Surgical Services

Breast

Regular breast self-exams combined with mammograms and physical exams are the best ways to screen for breast problems. Although detecting breast cancer at its earliest stages is the main goal of routine breast care, other benign conditions, such as fibrocystic breasts or cysts, are often discovered during routine care.

In the United States, breast cancer occurs in about 1 in 8 women. (13%) A woman's risk of breast cancer approximately doubles if she has a first degree relative (mother, sister, daughter) who has been diagnosed, however about 90% of breast cancers are not due to heredity but to genetic abnormalities that happened due to agin or ther reasons.

 

Surgery is usually the first line of attack against breast cancer:

Lumpectomy/Partial Mastectomy

Lumpectomy, alson known as breast conserving surgery, is the removal of only the tumor and a small amount of surrounding tissue. Often, some of the lymph nodes under the arm are removed. It is usually followed by radiation therapy to destroy any cancer cells that may remain in the area. Many patients will be referred to get an MRI prior to surgery. The MRI imaging exam may show other lesions in the same breat, details that are not apparent with a mammogram or ultrasound.

Mammosite Placement

After the surgeon removes the tumor, an uninflated MammoSite balloon is gently placed inside the tumor cavity through a small incision. A portion of the catheter will remain outside of the breast. The MammoSite balloon can be placed either during your lumpectomy surgery or up to 10 weeks after surgery in a separate procedure. Through this balloon, radiation can be given more quickly.


Simple (Total) Mastectomy

This is removal of the whole breast. A simple mastectomy may be combined with a sentinel node biopsy or node dissection. No muscles are removed from beneath the breast. A simple or total masectomy is appropriate for women with multiple or large areas of ductal carcinoma in situ (DCIS) and for women seeking prophylactic mastectomies-that is, breast removal to prevent breast cancer from occurring.


Modified Radical Mastectomy
This includes removal of the breast, nipple and some of the lymph nodes, sparing the muscle in the chest wall. Many patients who elect for this surgery will do so to make sure lymph nodes can be examined. Examining the lymph nodes helps to identify whether cancer cells may have spread beyond the breast.


Radical Mastectomy

A surgeon removes the breast, the chest muscles, all of the lymph nodes under the arm and some additional fat and skin. For many years, this operation was considered standard for women with breast cancer, but it is very rarely used today and only in cases of advanced cancer in which the cancer has spread to the chest muscles.


Needle Biopsy

Needle biopsy are procedures performed to identify the cause of a lump or mass in the breast. During the procedure, the doctor inserts a small needle, guided by X-ray or other imaging techniques, into the abnormal area.

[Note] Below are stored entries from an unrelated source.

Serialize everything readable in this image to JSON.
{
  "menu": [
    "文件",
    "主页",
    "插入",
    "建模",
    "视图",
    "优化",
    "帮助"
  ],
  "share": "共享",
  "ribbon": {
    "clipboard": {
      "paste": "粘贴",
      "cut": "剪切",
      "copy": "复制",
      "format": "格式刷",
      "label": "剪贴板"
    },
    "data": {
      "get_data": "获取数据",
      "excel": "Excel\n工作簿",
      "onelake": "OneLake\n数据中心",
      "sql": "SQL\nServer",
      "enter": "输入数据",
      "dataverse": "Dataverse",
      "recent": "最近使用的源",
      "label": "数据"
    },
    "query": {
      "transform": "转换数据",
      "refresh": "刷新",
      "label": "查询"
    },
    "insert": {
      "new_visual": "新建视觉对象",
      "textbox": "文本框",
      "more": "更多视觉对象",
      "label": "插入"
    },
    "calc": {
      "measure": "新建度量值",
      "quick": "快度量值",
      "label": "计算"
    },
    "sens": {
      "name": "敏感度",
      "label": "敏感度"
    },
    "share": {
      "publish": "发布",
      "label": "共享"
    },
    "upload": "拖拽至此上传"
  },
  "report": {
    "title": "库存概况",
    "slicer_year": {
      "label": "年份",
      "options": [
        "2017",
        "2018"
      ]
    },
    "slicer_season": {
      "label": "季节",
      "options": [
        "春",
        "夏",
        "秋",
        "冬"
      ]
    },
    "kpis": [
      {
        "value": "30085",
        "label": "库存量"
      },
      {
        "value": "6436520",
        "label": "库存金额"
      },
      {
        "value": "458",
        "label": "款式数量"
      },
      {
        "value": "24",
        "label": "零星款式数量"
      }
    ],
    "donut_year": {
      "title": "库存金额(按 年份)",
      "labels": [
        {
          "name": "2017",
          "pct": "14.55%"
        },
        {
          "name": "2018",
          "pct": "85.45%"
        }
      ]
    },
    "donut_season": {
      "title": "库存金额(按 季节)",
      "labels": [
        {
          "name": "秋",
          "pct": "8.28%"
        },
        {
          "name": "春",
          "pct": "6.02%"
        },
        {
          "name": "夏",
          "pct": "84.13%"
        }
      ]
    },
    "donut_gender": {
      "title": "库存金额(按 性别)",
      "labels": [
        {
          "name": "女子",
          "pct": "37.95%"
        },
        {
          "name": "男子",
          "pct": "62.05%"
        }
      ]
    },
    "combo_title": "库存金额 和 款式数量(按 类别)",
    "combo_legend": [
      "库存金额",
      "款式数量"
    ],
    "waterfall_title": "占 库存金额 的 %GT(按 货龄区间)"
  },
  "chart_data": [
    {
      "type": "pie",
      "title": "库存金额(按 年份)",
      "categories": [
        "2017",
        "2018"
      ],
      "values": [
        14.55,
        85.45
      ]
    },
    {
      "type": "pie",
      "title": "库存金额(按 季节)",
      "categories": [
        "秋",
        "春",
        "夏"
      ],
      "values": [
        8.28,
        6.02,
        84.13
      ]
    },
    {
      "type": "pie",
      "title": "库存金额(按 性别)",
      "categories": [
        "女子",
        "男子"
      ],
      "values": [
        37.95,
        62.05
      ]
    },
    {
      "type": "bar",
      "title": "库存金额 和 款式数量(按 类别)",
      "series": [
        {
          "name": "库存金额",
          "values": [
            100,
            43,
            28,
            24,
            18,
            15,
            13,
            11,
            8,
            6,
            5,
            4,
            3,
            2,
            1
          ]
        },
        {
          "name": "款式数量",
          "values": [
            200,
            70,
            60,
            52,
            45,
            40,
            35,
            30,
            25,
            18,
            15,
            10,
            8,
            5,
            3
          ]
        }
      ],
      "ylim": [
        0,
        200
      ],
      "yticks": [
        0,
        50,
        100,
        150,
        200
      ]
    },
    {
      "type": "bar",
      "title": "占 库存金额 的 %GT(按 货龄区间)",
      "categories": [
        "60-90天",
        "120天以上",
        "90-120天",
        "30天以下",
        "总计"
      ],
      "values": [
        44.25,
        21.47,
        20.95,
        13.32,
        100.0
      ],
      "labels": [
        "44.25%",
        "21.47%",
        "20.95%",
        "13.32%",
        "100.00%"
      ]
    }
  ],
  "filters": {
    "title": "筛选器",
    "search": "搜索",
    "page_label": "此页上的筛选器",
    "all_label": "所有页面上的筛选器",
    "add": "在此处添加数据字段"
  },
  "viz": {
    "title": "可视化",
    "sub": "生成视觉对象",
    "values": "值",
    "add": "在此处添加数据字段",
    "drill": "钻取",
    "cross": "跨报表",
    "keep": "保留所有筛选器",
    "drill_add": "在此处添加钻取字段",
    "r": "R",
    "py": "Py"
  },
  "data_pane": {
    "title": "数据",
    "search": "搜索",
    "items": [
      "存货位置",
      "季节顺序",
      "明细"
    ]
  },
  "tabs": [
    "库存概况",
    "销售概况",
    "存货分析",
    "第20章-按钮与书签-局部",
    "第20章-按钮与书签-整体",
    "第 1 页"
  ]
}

A sample of tissue is removed and given to a pathologist who looks at it under a microscope to determine what the abnormality is -- for example, cancer, a noncancerous tumor, infection, or scar. In addition to offering quick results without significant discomfort and scarring, both fine needle aspirations and core needle biopsy give you the opportunity to discuss treatment option with your doctor before having any surgery.


Sentinel Node Biopsy

For breast cancer patients who are facing a lumpectomy, post surgical irradiation therapy can be just as important as the actual procedure.This procedure involves locating the few lymph nodes near the site of cancer that would receive lymph fluid drainage from the tumor itself. If any tumor cells have moved from the original area involved, those lymph nodes would most likely hold them. These lymph nodes are found using a radioactive tracer and blue dye. With sentinel node dissection, a surgeon may only have to remove one of lymph node or a small cluster of to or three nodes. Sentinel node biopsy is mostly recommended for women who have early stage disease, with low risk of lymph node involvement.


Breast Reconstruction

The general surgeons work closely with plastic surgeons to perform breast reconstruction. Often, plastic surgery can be done, or begun, at the same time the breast surgery is done. Reconstruction can be done using implants or tissue transfers from the stomach or back. The reconstruction process may still require additional steps or surgeries before it is complete. while reconstruction can restore breast sensation. It is best for the breast surgeon and plastic surgeon to work together to come up with the best possible plan for reconstruction.